Une solution? On pourrait « salarier » les élèves assidus. L’Etat réserverait une somme précise pour chaque année réussie, somme à employer pour les études futures, la construction d’une maison… et ceci dès la sixième. Celui qui n’a jamais redoublé a coûté bien moins à l’Etat que celui qui traîne à l’école. (les parents aimant leurs enfants applaudiraient et les encourageraient!) Celui qui ne veut ou ne peut rester à l’école après l’âge de 14 ans irait en apprentissage au lieu de traîner dans une école qui ne lui convient pas et où il empêche le progrès de ses copains. Ce système rendrait aux jeunes leur dignité et permettrait aux parents d’exercer quelques pressions.
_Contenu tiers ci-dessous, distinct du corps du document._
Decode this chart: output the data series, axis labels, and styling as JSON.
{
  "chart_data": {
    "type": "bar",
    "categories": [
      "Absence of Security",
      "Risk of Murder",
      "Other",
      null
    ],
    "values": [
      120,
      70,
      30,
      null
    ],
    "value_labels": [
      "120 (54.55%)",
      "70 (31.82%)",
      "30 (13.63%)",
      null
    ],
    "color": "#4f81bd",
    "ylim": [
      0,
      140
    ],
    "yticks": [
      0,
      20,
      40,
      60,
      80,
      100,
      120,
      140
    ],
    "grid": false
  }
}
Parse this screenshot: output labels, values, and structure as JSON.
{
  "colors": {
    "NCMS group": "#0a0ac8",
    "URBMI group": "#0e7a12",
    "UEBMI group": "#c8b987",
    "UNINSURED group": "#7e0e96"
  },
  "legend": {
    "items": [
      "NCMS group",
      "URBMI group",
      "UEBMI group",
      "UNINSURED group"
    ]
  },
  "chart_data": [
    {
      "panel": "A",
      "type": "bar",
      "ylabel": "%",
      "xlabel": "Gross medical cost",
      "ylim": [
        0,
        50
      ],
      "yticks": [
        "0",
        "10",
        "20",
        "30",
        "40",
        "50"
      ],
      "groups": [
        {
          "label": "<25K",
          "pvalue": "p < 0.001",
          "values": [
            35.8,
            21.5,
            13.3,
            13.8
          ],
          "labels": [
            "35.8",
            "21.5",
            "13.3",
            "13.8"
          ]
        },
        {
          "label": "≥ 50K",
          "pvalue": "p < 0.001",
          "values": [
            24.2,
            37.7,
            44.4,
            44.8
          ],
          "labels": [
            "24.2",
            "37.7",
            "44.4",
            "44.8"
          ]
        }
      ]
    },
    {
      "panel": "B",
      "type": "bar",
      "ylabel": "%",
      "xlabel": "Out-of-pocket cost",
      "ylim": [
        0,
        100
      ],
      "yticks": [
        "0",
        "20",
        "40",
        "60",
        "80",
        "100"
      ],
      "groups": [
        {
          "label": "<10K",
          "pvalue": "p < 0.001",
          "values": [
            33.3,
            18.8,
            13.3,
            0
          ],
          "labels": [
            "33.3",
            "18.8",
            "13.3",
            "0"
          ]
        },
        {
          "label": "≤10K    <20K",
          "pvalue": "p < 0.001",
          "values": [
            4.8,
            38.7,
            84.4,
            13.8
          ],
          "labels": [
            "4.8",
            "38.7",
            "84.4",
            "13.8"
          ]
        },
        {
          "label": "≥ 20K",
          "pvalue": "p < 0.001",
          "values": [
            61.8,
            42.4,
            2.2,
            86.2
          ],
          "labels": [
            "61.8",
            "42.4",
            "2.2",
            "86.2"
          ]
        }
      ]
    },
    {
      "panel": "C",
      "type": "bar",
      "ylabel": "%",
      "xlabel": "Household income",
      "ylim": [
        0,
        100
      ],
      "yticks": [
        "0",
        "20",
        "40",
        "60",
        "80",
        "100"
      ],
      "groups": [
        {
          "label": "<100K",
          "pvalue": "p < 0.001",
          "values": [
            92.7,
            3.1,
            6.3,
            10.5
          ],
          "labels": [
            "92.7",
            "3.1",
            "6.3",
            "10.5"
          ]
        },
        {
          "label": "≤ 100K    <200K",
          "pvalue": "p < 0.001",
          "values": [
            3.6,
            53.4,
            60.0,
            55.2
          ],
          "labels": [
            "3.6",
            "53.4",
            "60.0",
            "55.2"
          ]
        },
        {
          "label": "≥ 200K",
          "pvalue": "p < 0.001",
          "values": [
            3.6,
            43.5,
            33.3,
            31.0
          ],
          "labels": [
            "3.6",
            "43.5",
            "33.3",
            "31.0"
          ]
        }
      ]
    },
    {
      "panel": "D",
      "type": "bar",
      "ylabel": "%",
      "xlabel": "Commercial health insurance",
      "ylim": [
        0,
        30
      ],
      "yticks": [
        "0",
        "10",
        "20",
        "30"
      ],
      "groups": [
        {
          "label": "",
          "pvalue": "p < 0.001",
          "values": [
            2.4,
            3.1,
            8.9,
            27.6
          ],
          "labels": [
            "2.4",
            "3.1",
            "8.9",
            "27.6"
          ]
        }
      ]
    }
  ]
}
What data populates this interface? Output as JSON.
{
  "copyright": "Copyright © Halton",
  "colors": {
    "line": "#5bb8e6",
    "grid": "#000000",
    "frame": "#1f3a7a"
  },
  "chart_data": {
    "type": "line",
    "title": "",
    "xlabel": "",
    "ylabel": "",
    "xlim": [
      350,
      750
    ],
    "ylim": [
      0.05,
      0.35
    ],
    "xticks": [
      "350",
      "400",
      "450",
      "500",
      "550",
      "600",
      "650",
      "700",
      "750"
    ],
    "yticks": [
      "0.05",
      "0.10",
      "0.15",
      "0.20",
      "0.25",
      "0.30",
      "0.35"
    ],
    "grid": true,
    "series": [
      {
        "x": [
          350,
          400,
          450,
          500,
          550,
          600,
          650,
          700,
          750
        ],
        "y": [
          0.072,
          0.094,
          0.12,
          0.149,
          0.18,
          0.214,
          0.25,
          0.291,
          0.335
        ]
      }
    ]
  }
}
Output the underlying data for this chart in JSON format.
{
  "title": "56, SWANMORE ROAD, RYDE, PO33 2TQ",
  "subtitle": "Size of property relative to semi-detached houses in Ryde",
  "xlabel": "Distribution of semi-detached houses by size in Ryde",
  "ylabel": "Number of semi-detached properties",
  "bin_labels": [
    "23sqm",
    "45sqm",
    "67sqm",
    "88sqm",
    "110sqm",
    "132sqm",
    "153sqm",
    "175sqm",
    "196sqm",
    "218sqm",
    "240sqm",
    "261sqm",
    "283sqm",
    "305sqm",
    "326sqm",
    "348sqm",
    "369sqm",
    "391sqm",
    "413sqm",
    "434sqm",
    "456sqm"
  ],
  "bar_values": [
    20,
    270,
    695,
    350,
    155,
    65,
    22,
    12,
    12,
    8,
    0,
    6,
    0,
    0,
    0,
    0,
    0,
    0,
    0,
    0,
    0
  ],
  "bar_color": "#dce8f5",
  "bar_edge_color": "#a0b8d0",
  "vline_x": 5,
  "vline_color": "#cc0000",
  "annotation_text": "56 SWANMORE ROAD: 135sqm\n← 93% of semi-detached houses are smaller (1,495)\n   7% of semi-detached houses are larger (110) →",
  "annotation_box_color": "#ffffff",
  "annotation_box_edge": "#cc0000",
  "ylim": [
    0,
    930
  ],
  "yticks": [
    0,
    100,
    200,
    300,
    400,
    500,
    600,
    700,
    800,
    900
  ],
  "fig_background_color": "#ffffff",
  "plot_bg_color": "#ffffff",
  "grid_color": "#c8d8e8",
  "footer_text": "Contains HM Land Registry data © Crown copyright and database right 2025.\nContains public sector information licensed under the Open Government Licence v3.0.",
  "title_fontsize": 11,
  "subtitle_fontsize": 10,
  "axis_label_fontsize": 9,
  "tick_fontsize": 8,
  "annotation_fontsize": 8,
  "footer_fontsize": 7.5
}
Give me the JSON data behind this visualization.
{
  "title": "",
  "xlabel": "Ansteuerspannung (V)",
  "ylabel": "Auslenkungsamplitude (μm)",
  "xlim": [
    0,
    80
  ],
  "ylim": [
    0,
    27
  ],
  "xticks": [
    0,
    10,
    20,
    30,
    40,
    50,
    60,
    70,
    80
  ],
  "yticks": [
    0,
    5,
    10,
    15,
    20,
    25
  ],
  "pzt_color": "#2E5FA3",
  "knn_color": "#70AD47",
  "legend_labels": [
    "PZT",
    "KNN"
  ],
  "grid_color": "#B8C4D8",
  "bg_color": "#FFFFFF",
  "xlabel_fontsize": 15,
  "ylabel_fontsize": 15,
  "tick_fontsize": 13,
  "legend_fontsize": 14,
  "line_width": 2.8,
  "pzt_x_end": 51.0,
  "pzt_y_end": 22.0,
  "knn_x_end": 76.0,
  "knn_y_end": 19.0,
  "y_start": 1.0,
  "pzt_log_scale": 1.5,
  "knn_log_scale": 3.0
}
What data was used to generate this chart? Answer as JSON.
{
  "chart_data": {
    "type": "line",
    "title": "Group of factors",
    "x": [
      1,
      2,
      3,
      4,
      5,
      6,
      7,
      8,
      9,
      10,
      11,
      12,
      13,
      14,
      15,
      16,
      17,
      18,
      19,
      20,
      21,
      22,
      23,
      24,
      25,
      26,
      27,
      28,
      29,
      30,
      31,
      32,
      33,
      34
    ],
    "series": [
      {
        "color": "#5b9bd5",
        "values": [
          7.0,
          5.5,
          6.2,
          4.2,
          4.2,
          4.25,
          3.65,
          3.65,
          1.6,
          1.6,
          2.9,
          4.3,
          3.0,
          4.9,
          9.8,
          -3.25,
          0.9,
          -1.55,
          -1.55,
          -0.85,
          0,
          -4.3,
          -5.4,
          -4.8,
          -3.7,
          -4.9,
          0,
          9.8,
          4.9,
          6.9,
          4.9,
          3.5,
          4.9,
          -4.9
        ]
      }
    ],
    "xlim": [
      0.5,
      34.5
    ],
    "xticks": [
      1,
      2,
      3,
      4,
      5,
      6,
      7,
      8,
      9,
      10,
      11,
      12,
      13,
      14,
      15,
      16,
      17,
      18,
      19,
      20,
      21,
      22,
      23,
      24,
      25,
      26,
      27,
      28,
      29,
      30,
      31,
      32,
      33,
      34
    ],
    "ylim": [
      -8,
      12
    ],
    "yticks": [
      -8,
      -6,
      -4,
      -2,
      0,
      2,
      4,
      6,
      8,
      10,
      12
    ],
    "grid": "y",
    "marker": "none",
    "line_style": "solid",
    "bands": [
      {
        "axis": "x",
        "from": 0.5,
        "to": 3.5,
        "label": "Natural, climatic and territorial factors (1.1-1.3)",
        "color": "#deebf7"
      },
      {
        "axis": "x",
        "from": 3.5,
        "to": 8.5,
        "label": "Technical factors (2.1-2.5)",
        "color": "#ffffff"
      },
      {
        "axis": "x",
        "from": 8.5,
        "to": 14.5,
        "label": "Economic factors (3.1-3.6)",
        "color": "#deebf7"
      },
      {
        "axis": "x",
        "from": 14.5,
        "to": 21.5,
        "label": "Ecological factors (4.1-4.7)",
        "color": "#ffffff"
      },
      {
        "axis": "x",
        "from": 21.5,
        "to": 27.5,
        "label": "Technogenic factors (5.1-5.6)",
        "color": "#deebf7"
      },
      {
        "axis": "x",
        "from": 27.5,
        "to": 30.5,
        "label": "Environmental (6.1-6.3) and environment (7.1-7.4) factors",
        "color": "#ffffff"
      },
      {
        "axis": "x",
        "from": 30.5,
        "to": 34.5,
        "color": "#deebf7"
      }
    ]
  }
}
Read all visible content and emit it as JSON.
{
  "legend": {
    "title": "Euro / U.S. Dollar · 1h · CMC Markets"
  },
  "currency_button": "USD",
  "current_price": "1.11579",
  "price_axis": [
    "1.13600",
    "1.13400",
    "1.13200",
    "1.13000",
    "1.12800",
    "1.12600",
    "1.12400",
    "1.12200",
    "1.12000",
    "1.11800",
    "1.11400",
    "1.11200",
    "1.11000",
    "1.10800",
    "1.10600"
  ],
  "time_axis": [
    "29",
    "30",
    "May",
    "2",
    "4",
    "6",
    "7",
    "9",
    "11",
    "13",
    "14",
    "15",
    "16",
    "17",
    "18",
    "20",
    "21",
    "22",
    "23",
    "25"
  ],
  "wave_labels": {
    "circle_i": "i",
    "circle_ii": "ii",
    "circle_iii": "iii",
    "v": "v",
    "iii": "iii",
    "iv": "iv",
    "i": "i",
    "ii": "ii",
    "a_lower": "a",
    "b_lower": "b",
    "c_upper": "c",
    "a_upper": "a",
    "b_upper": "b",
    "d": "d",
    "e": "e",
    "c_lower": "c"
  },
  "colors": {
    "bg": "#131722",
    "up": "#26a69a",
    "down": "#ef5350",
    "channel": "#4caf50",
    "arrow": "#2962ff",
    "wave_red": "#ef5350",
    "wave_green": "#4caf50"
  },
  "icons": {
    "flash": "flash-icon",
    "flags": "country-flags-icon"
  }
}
Oui, je sais, les entreprises ne sont pas trop enthousiastes à l’idée de former « des marmots fainéants et exigeants ». Et si on faisait encore participer les parents? (au lieu de toujours tout demander à l’Etat, donc aux autres). Ils seraient peut-être désireux de mettre leurs enfants-rois au travail?

Il ya beaucoup de mesures à prendre pour arriver à rendre l’école « nécessaire » et mes trois exemples… ne sont que des exemples!

La nécessité est une notion relative – elle ne peut être la même en Angola et en France – et je crois possible de rendre conscients de jeunes enfants de la nécessité de travailler à l’école, de se rendre utiles, ayant observé très souvent à quel point l’enfant – jeune ou moins jeune – qui a rempli sa tâche est satisfait, à quel point celui qui a tué le temps est mal dans sa peau.